I looked it up for a minute.. I started seeing guacamole and wanted some with my pheasant, but anyway...It says the pheasant was introduced later and the turkey is what's mentioned in early Mexico, but I still have an idea that there was some other bird like the pheasant and it wasn't turkey. I haven't found any history on it yet, but that's what I think. And I don't know why pheasant comes to mind, but from my memory, it sounds right, from what I remember it tasting like. I actually haven't even had pheasant since I was 11? I had it one time at my friend's birthday party and I've never forgotten the taste. I loved it. You can have a strong food memory and be able to incorporate it into ideas, just like anything else...if you have a good imagination, that is. It was freshly killed pheasant, lying there in the sink even.
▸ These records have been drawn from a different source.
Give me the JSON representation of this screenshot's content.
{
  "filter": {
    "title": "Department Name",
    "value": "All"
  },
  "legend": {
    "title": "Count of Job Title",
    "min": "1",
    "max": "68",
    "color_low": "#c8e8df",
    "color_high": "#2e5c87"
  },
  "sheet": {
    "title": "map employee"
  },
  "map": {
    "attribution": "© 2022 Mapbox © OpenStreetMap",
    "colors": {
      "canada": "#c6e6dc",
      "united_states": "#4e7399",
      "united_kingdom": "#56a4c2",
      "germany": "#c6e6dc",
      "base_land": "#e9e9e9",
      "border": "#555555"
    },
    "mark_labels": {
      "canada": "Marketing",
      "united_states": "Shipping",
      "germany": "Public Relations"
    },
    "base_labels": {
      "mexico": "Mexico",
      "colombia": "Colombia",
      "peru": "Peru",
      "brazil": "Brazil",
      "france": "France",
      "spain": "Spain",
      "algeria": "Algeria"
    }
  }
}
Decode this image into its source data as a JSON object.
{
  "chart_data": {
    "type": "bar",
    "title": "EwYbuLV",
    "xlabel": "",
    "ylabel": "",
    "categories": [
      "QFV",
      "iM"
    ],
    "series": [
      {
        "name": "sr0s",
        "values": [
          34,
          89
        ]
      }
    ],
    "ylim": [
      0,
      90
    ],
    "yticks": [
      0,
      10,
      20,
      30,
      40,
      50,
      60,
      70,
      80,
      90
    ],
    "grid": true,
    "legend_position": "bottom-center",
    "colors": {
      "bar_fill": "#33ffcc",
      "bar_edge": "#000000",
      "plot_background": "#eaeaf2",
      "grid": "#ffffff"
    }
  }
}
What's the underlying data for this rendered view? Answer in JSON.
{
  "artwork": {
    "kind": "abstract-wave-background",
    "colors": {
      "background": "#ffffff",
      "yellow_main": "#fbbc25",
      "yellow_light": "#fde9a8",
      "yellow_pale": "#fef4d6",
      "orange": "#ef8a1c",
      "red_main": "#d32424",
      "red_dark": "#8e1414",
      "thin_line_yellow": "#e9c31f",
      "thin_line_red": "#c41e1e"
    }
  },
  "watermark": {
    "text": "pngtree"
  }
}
I have always listed it as one of my favorites meats because even though I had it only once, I already know it's one of my favorites. It wasn't an acquired taste. It was, "Yes, I like this. A lot."
So I was remembering how it tastes and then thinking about my chuli and the blackberries, and thought, no, not turkey, not chicken either, and I don't even think beef...Some kind of wild game like pheasant would be perfect.
So I might look up Mexico's other birds of origin and see if they had anything like it back then. I'm going to finish listening to this sermon by Kevin Bolls first though.